Plan.

Voici comment cela fonctionne: le conseiller patrimonial de Zwei Wealth élabore avec vous une structure patrimoniale adaptée à vos objectifs et définit avec vous une stratégie d'investissement correspondante. C'est ce que nous appelons le «Plan.». Nos conseils s'appuient sur les analyses de nos experts. 

Vous trouverez ici les dernières estimations, qui constituent également la base de votre propre stratégie d'investissement.

Les évolutions sur les marchés financiers ont été marquées en mars par la guerre en Iran. Après le déclenchement du conflit, les marchés actions ont notamment enregistré des pertes de valorisation de 5 à 8 %, mais les obligations et même l’or ont également perdu de la valeur. Depuis, les marchés financiers se sont redressés lorsque la fin de la guerre était annoncée, pour rechuter ensuite lorsque le contraire était communiqué dès le lendemain. Cela génère une forte incertitude. À ce stade, le seul point qui paraît clair est que les perspectives de croissance se dégradent de plus en plus à mesure que le conflit se prolonge. 


Pour votre comité d'investissement

Le Wealth Office Investment Committee analyse et discute tous les trimestres des principaux événements et développements (disponible en anglais).
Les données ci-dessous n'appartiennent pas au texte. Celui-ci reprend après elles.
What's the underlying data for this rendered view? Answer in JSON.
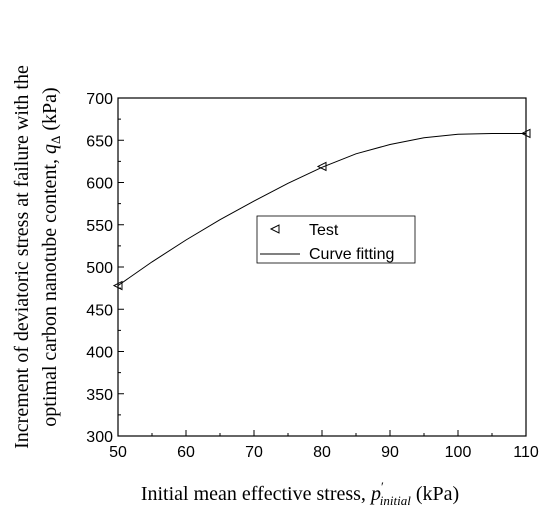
{
  "chart_data": {
    "type": "scatter",
    "x": [
      50,
      80,
      110
    ],
    "series": [
      {
        "name": "Test",
        "kind": "marker",
        "marker": "triangle-left",
        "values": [
          478,
          619,
          658
        ]
      },
      {
        "name": "Curve fitting",
        "kind": "line",
        "curve": "quadratic",
        "x": [
          50,
          55,
          60,
          65,
          70,
          75,
          80,
          85,
          90,
          95,
          100,
          105,
          110
        ],
        "values": [
          478,
          506,
          532,
          556,
          578,
          599,
          618,
          634,
          645,
          653,
          657,
          658,
          658
        ]
      }
    ],
    "xlabel": "Initial mean effective stress, p′initial (kPa)",
    "xlabel_parts": {
      "main": "Initial mean effective stress, ",
      "var": "p",
      "prime": "′",
      "sub": "initial",
      "unit": " (kPa)"
    },
    "ylabel_line1": "Increment of deviatoric stress at failure with the",
    "ylabel_line2": {
      "main": "optimal carbon nanotube content, ",
      "var": "q",
      "sub": "Δ",
      "unit": " (kPa)"
    },
    "xlim": [
      50,
      110
    ],
    "ylim": [
      300,
      700
    ],
    "xticks": [
      50,
      60,
      70,
      80,
      90,
      100,
      110
    ],
    "yticks": [
      300,
      350,
      400,
      450,
      500,
      550,
      600,
      650,
      700
    ],
    "grid": false,
    "legend": {
      "position": "center",
      "entries": [
        "Test",
        "Curve fitting"
      ]
    },
    "colors": {
      "line": "#000000",
      "marker": "#000000"
    }
  }
}
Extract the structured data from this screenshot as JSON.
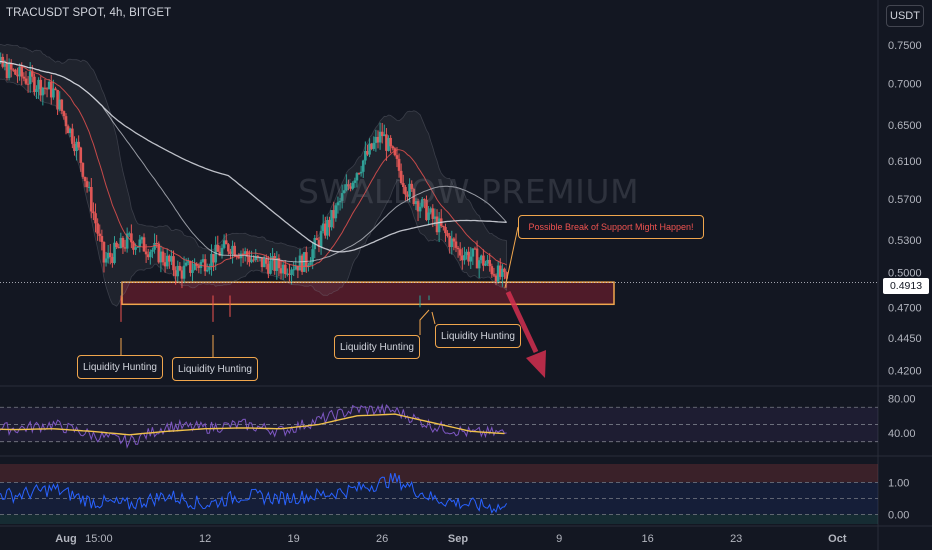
{
  "header": {
    "title": "TRACUSDT SPOT, 4h, BITGET",
    "currency_label": "USDT"
  },
  "watermark": "SWALLOW PREMIUM",
  "colors": {
    "background": "#131722",
    "up_candle": "#26a69a",
    "down_candle": "#ef5350",
    "zone_border": "#f0a64d",
    "zone_fill": "#5a1c2a",
    "rsi_line": "#7e57c2",
    "rsi_ma": "#f0c14b",
    "ma_white": "#d1d4dc",
    "arrow": "#d32f4f"
  },
  "annotations": [
    {
      "text": "Liquidity Hunting"
    },
    {
      "text": "Liquidity Hunting"
    },
    {
      "text": "Liquidity Hunting"
    },
    {
      "text": "Liquidity Hunting"
    },
    {
      "text": "Possible Break of Support Might Happen!"
    }
  ],
  "current_price": "0.4913",
  "chart_data": [
    {
      "type": "candlestick",
      "title": "TRACUSDT SPOT, 4h, BITGET",
      "x_ticks": [
        "Aug",
        "15:00",
        "12",
        "19",
        "26",
        "Sep",
        "9",
        "16",
        "23",
        "Oct"
      ],
      "y_ticks": [
        "0.7500",
        "0.7000",
        "0.6500",
        "0.6100",
        "0.5700",
        "0.5300",
        "0.5000",
        "0.4700",
        "0.4450",
        "0.4200"
      ],
      "ylim": [
        0.41,
        0.77
      ],
      "scale": "log",
      "support_zone": [
        0.4725,
        0.4915
      ],
      "series": [
        {
          "name": "",
          "x": [
            "Jul 25",
            "Jul 27",
            "Jul 29",
            "Jul 31",
            "Aug 2",
            "Aug 4",
            "Aug 6",
            "Aug 8",
            "Aug 10",
            "Aug 12",
            "Aug 14",
            "Aug 16",
            "Aug 18",
            "Aug 20",
            "Aug 22",
            "Aug 24",
            "Aug 26",
            "Aug 28",
            "Aug 30",
            "Sep 1",
            "Sep 3",
            "Sep 5"
          ],
          "values": [
            0.74,
            0.72,
            0.705,
            0.69,
            0.62,
            0.51,
            0.53,
            0.52,
            0.5,
            0.51,
            0.525,
            0.51,
            0.505,
            0.51,
            0.55,
            0.6,
            0.64,
            0.58,
            0.55,
            0.52,
            0.51,
            0.49
          ]
        }
      ]
    },
    {
      "type": "line",
      "title": "",
      "y_ticks": [
        "80.00",
        "40.00"
      ],
      "ylim": [
        18,
        90
      ],
      "series": [
        {
          "name": "",
          "x": [
            "Jul 25",
            "Jul 28",
            "Jul 31",
            "Aug 3",
            "Aug 6",
            "Aug 9",
            "Aug 12",
            "Aug 15",
            "Aug 18",
            "Aug 21",
            "Aug 24",
            "Aug 27",
            "Aug 30",
            "Sep 2",
            "Sep 5"
          ],
          "values": [
            48,
            45,
            50,
            38,
            30,
            48,
            46,
            50,
            42,
            55,
            68,
            66,
            48,
            40,
            40
          ]
        },
        {
          "name": "",
          "x": [
            "Jul 25",
            "Jul 28",
            "Jul 31",
            "Aug 3",
            "Aug 6",
            "Aug 9",
            "Aug 12",
            "Aug 15",
            "Aug 18",
            "Aug 21",
            "Aug 24",
            "Aug 27",
            "Aug 30",
            "Sep 2",
            "Sep 5"
          ],
          "values": [
            45,
            44,
            45,
            42,
            38,
            42,
            45,
            46,
            45,
            50,
            60,
            62,
            52,
            42,
            39
          ]
        }
      ]
    },
    {
      "type": "line",
      "title": "",
      "y_ticks": [
        "1.00",
        "0.00"
      ],
      "ylim": [
        -0.3,
        1.7
      ],
      "series": [
        {
          "name": "",
          "x": [
            "Jul 25",
            "Jul 28",
            "Jul 31",
            "Aug 3",
            "Aug 6",
            "Aug 9",
            "Aug 12",
            "Aug 15",
            "Aug 18",
            "Aug 21",
            "Aug 24",
            "Aug 27",
            "Aug 30",
            "Sep 2",
            "Sep 5"
          ],
          "values": [
            0.7,
            0.6,
            0.8,
            0.4,
            0.3,
            0.6,
            0.3,
            0.6,
            0.5,
            0.6,
            0.8,
            1.1,
            0.5,
            0.3,
            0.2
          ]
        }
      ]
    }
  ]
}
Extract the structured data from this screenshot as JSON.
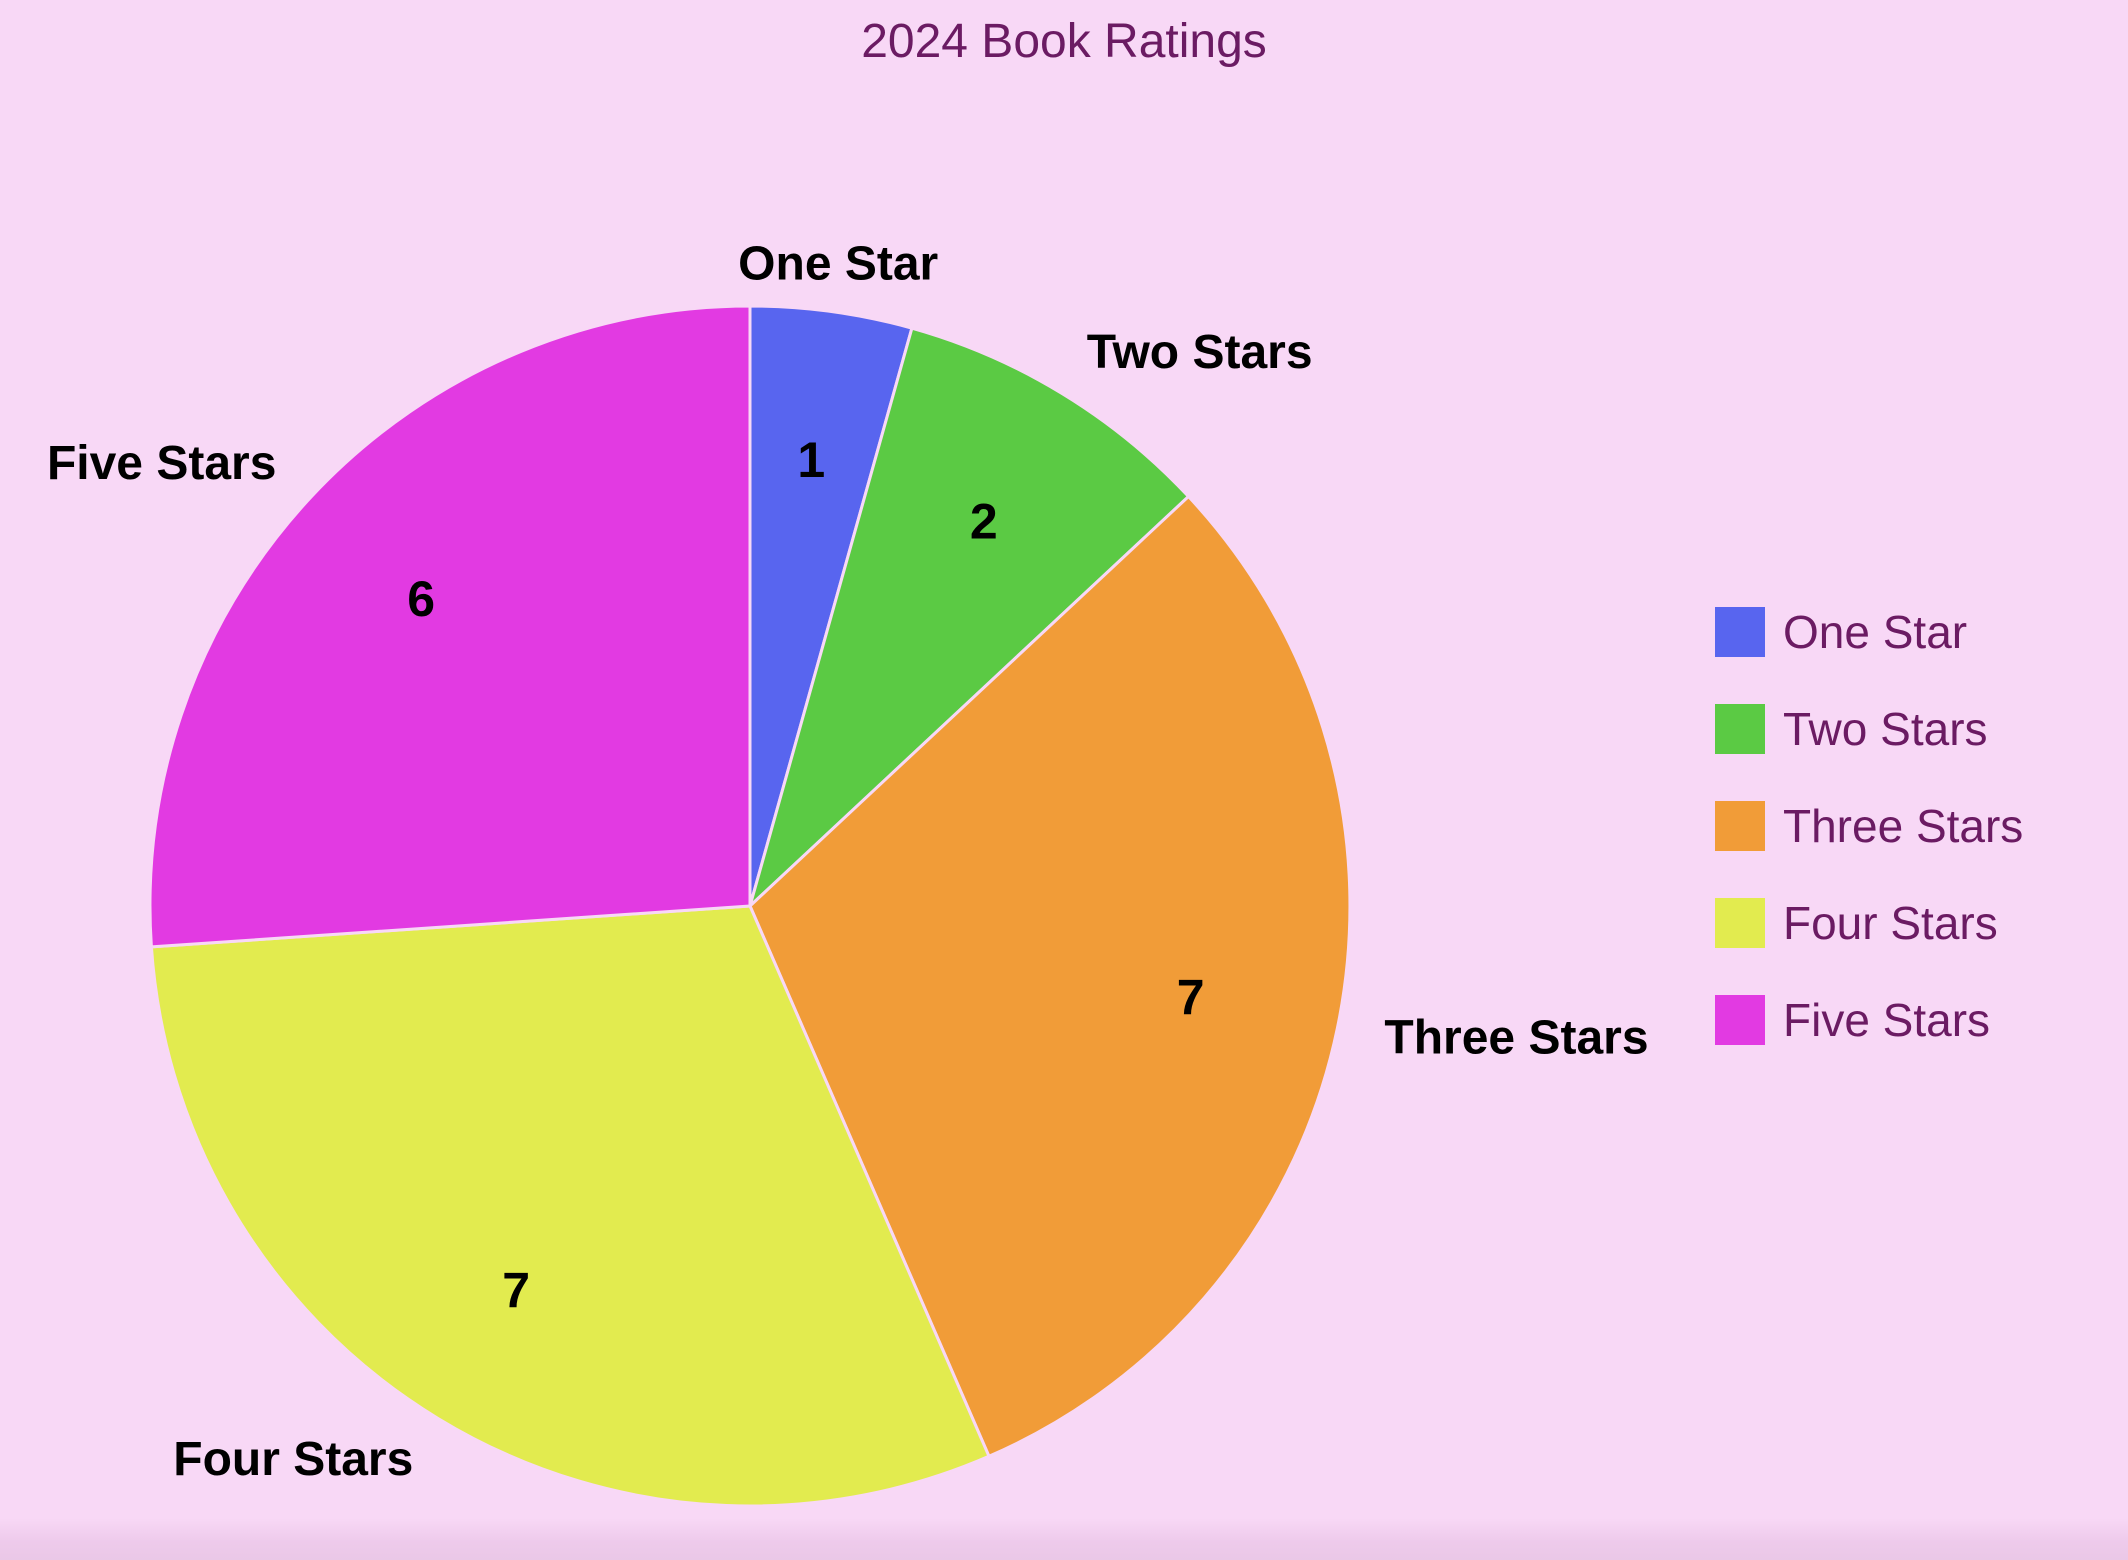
{
  "page": {
    "title": "2024 Book Ratings"
  },
  "colors": {
    "background": "#f8d8f6",
    "title_text": "#6b1b63",
    "legend_text": "#6b1b63",
    "label_text": "#000000"
  },
  "chart_data": {
    "type": "pie",
    "title": "2024 Book Ratings",
    "categories": [
      "One Star",
      "Two Stars",
      "Three Stars",
      "Four Stars",
      "Five Stars"
    ],
    "values": [
      1,
      2,
      7,
      7,
      6
    ],
    "total": 23,
    "colors": [
      "#5865ef",
      "#5bca44",
      "#f19c38",
      "#e2eb4f",
      "#e23ae2"
    ],
    "start_angle_deg": 0,
    "direction": "clockwise",
    "legend_position": "right",
    "value_labels_position": "inside",
    "category_labels_position": "outside",
    "grid": false
  }
}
Chartbook et estimation actuelle du marché

Croissance économique: Plus la guerre en Iran dure, plus les perspectives de croissance s’assombrissent 

La guerre en Iran pèse de plus en plus sur les perspectives de l’économie mondiale. La confiance des consommateurs est particulièrement touchée, car elle réagit traditionnellement de manière très sensible à la hausse des prix du pétrole. Cette évolution est particulièrement délicate pour les États-Unis, étant donné que la croissance américaine s’est nettement ralentie récemment et qu’elle reposait en outre largement sur la consommation privée. Du côté des entreprises, les effets du conflit ne sont jusqu’à présent visibles que de manière limitée dans les indicateurs de climat depuis la mi-mars. Toutefois, si la guerre devait se prolonger, la confiance devrait également s’éroder progressivement. 

Dans l’ensemble, ces signaux ne sont pas encourageants pour la croissance mondiale. La combinaison de consommateurs déstabilisés et d’une charge du côté des entreprises qui n’est peut-être pas encore pleinement prise en compte comporte le risque d’un ralentissement plus généralisé de la croissance, en particulier si le conflit en Iran devait se prolonger. 

Inflation: Davantage de pressions inflationnistes en raison de la hausse des prix du pétrole – y compris à moyen terme? 

L’évolution de l’inflation dans les pays industrialisés reste contrastée. Au Japon, la hausse moins marquée des prix du riz a récemment apporté un certain soulagement. Dans la zone euro, aux États-Unis et au Royaume-Uni, en revanche, l’inflation sous-jacente – 2,4%, 2,5% et 3,2% respectivement – demeure supérieure aux objectifs des banques centrales. 

La guerre en Iran devrait compliquer davantage ce processus. La hausse des prix du pétrole devrait pousser à la hausse les taux d’inflation globale dans les pays industrialisés, de manière particulièrement marquée au Royaume-Uni, fortement exposé au gaz. En outre, des effets dits de « deuxième tour », par exemple via des coûts de production plus élevés le long des chaînes d’approvisionnement, comportent le risque de peser, à moyen terme, également sur l’inflation sous-jacente. Le moment et l’ampleur de la matérialisation de ces effets demeurent toutefois incertains et dépendront largement de l’évolution du conflit.

Politique monétaire: Les baisses de taux espérées aux États-Unis ne devraient vraisemblablement pas se concrétiser dans l’immédiat 

En mars, les réunions de politique monétaire des grandes banques centrales se sont déroulées dans un contexte de forte incertitude. Le conflit qui s’est intensifié en Iran a certes fait nettement grimper les prix du pétrole, mais l’ampleur et la durée des pressions sur les prix – et donc l’intensité des conséquences économiques – restent difficiles à évaluer. Dans ce contexte, la Banque centrale européenne, la Réserve fédérale américaine, la Banque du Japon et la Banque d’Angleterre ont décidé de laisser leurs taux directeurs inchangés pour l’instant.  

La Banque nationale suisse (BNS) a également maintenu son taux directeur inchangé. Contrairement aux autres grandes banques centrales, qui luttent principalement contre une inflation trop élevée, la stabilité des prix prévaut en Suisse. Toutefois, l’évolution économique suscite des préoccupations, tout comme la pression persistante à l’appréciation sur le franc suisse. La BNS a de nouveau souligné qu’elle interviendrait sur le marché des changes si nécessaire, si bien que la taille de son bilan devrait continuer d’augmenter au cours des prochains mois.